The colourful life of plants in a vertical farm

In vertical farms all the production factors can be precisely controlled, making that we can precisely control the growth, development and quality of the crops. LEDs play a crucial role in this control. A number of examples will be presented on how to use different light spectra and intensities to control the growth, development and quality of plants and harvested products.

Optimization of light should be balanced with optimization of all other growth factors (e.g. temperature, CO2, humidity, plant spacing, water, nutrients, etc). Sensors, simulation models and artificial intelligence play an important role in optimizing the production systems and can ultimately be used to realise autonomous production systems.

Interview with Leo Marcelis

What drives you?
I am passionate about understanding the functioning of plants and how we can control them in controlled environment agriculture (vertical farms and greenhouses). I want to improve quality and yield of plants, while improving sustainability and profitability.

Why should the delegate attend your presentation?
It is fascinating to understand the responses of plants to growing conditions.

What emerging technologies/trends do you see as having the greatest potential in the short and long run?
It is in particular important that the different type of technologies are aligned with each other. we know already a lot about use of LED lighting for plants, but there is still even more to gain to make more efficient use of the lights, by dynamically adapting the light (and other environmental conditions) to the status of the plant. Gradually we will move towards an autonomous control of the crop by using a combination of sensors, models, and artificial intelligence tools.

What kind of impact do you expect them to have?
New technologies enable a full control of the plant, resulting in higher yields, quality, and sustainability.

What are the barriers that might stand in the way?
For large scale expansion of vertical farming it is important to reduce the energy demand and reduce cost price. Improving the light use efficiency of plants as well as to quality of the plant are key factors for success.

“Special Quote”
Light is the most important growth factor in a vertical farm.
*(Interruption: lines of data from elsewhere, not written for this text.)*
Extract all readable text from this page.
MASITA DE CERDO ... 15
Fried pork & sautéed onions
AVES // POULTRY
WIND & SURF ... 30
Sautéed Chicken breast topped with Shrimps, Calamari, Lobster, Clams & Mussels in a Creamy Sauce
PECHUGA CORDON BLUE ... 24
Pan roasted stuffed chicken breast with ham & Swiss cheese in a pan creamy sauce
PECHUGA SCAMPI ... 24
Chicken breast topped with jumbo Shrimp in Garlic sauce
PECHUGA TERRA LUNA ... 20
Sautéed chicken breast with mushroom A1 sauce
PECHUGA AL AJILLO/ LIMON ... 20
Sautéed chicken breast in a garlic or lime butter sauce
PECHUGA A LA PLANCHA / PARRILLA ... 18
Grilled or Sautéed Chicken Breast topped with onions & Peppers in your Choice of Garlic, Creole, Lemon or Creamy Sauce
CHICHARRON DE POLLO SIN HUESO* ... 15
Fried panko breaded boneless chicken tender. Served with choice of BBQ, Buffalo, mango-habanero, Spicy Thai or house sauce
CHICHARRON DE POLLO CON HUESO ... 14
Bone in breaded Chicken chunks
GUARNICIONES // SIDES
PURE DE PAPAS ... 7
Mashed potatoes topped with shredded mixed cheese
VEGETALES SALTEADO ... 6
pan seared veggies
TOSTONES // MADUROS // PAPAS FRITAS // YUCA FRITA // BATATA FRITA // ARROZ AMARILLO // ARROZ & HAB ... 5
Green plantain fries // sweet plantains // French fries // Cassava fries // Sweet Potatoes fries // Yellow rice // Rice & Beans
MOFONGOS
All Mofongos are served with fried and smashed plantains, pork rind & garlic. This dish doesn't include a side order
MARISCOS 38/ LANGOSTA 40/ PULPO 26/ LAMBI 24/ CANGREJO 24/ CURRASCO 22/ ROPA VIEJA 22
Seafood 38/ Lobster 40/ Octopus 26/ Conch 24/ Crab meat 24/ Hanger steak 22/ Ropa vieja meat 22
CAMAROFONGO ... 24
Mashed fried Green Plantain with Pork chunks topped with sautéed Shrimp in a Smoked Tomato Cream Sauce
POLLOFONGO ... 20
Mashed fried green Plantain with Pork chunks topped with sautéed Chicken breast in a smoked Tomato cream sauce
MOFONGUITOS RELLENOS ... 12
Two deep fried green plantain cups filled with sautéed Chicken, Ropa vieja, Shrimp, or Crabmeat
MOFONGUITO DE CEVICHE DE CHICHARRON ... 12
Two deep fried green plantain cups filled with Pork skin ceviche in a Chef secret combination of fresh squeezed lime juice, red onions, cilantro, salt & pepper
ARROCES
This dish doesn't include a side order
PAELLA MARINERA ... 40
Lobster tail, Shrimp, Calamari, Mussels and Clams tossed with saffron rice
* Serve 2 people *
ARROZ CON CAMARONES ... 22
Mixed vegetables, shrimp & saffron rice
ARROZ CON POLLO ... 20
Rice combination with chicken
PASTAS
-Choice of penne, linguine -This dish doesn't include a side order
However, optimization of light makes only sense if it includes an optimization of all growth conditions.

Leo Marcelis grew up on a farm. He studied Horticulture at Wageningen University. Since 1987 he worked for several departments of Wageningen UR. Throughout the years he researched many aspects of growth and functioning of horticultural plants grown in greenhouses and vertical farms. His research contributes to sustainable horticultural production while improving crop production and quality; this includes saving of energy, crop monitoring, crop modelling, efficient use of (LED)light, efficient use of water and nutrients.

Wageningen University is a leading university in the field of Agriculture. The chair group Horticulture and Product physiology is the only university group in the Netherlands that is focussed on horticulture and holds a strong position in horticultural research and education in Wageningen. The role of the Horticulture and Product Physiology group (HPP) is to foster the science of the supply chain for crops produced under protected cultivation. The focus of the group is on greenhouse horticulture, vertical farming and the post-harvest quality of products produced in greenhouses and vertical farms as well as the post-harvest quality of tropical fruit.

Leo Marcelis is a speaker at the 2021 edition of the Vertical Farming Conference.